# Maharashtra government will stop subsidies to madrassas which do not teach Maths, Science: Eknath Kh



## Desmond (Jun 12, 2015)

One decision that I think everyone can get behind.



> Maharashtra minorities minister Eknath Khadse has announced that subjects like English, Mathematics, Science and  Social Sciences will have to be compulsorily taught in madrassas across the state, apart from religion.
> 
> According to a report in a Marathi news daily, the minister has further stated that madrasses which do not follow this directive will not be eligible for subsidies.
> 
> ...



Source: Maharashtra government will stop subsidies to madrassas which do not teach Maths, Science: Eknath Khadse | Latest News & Updates at Daily News & Analysis


----------



## SaiyanGoku (Jun 12, 2015)

*Re: Maharashtra government will stop subsidies to madrassas which do not teach Maths, Science: Eknat*

Why stop at subsidies, cancel their affiliation.


----------



## $hadow (Jun 13, 2015)

*Re: Maharashtra government will stop subsidies to madrassas which do not teach Maths, Science: Eknat*

Seems fair. They also need to learn what is outside their books for a better future.


----------



## sling-shot (Jun 13, 2015)

*Re: Maharashtra government will stop subsidies to madrassas which do not teach Maths, Science: Eknat*

This should never have been allowed in the first place. Why is the government subsidizing the religious education of any religion? Religion is a personal matter and they should do it themselves.


----------



## Desmond (Jun 13, 2015)

*Re: Maharashtra government will stop subsidies to madrassas which do not teach Maths, Science: Eknat*

I was thinking this as well. A secular society should not subsidize religious education.

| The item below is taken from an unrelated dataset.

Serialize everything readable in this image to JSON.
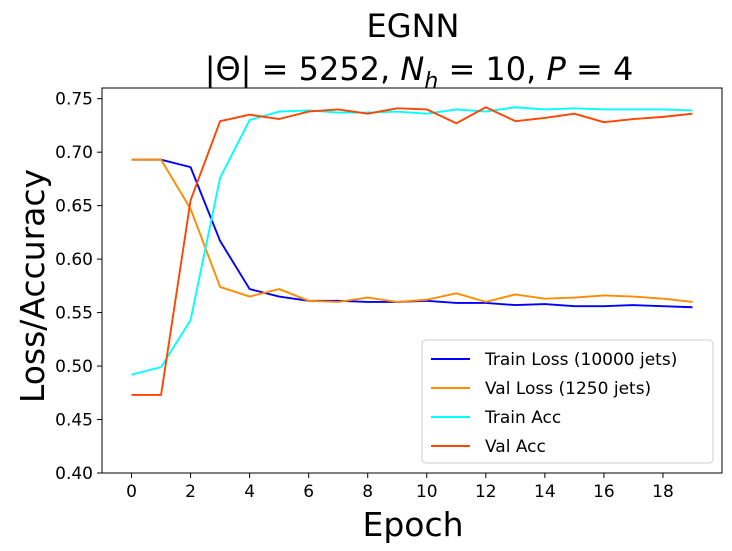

But I think votebank politics are involved somehow.


----------



## REDHOTIRON2004 (Jun 13, 2015)

*Re: Maharashtra government will stop subsidies to madrassas which do not teach Maths, Science: Eknat*

Those minorities groups are so much against yoga saying that it's a Hindu thing and should not be allowed in a secular society. 
While Subsidizing these madarsas is seen as empowering the minorities. Here they forget all about secularism.

It's a classic example of hipocracy and the damage done by our selected netas. Hindus or other religion people can't utter a word in support of there own interests as that would seem as anti national. When the same hindus talk against Hindus then it is seen as secularism.

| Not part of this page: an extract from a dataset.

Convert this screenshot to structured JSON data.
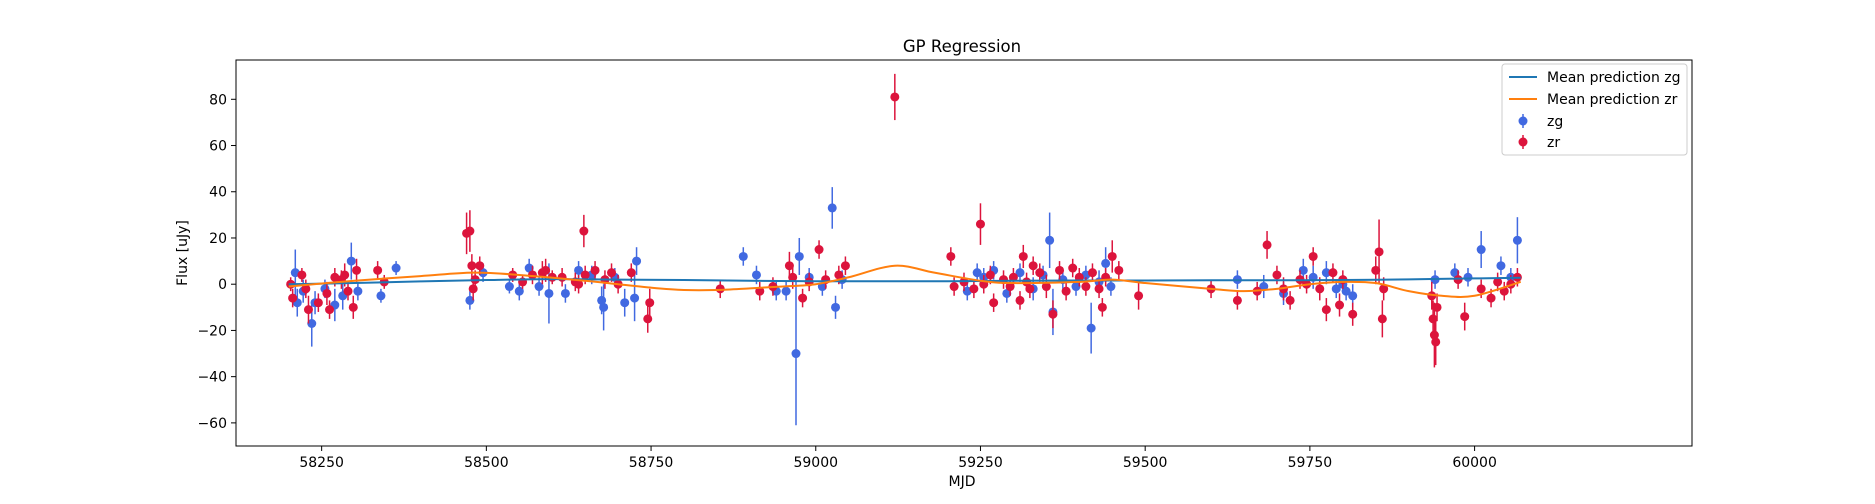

This is far from an ideal scenario. And the main reason for that are the parties like congress, SAPA etc that show themselves as the biggest protector of secularism by speaking and doing things against other religions specially Hinduism.


----------



## GhorMaanas (Jun 13, 2015)

*Re: Maharashtra government will stop subsidies to madrassas which do not teach Maths, Science: Eknat*



REDHOTIRON2004 said:


> Those minorities groups are so much against yoga saying that it's a Hindu thing and should not be allowed in a secular society.
> While Subsidizing these madarsas is seen as empowering the minorities. Here they forget all about secularism.....



and when trying to gain entry to the kafir Garba grounds; and crying 'discrimination' when prohibited.


----------



## Master_Tj (Jun 14, 2015)

*Re: Maharashtra government will stop subsidies to madrassas which do not teach Maths, Science: Eknat*

Though I agree they should teach outside subjects but religious is quite an important thing.. because schools in abroad teach students religion.  SOURCE: Me


----------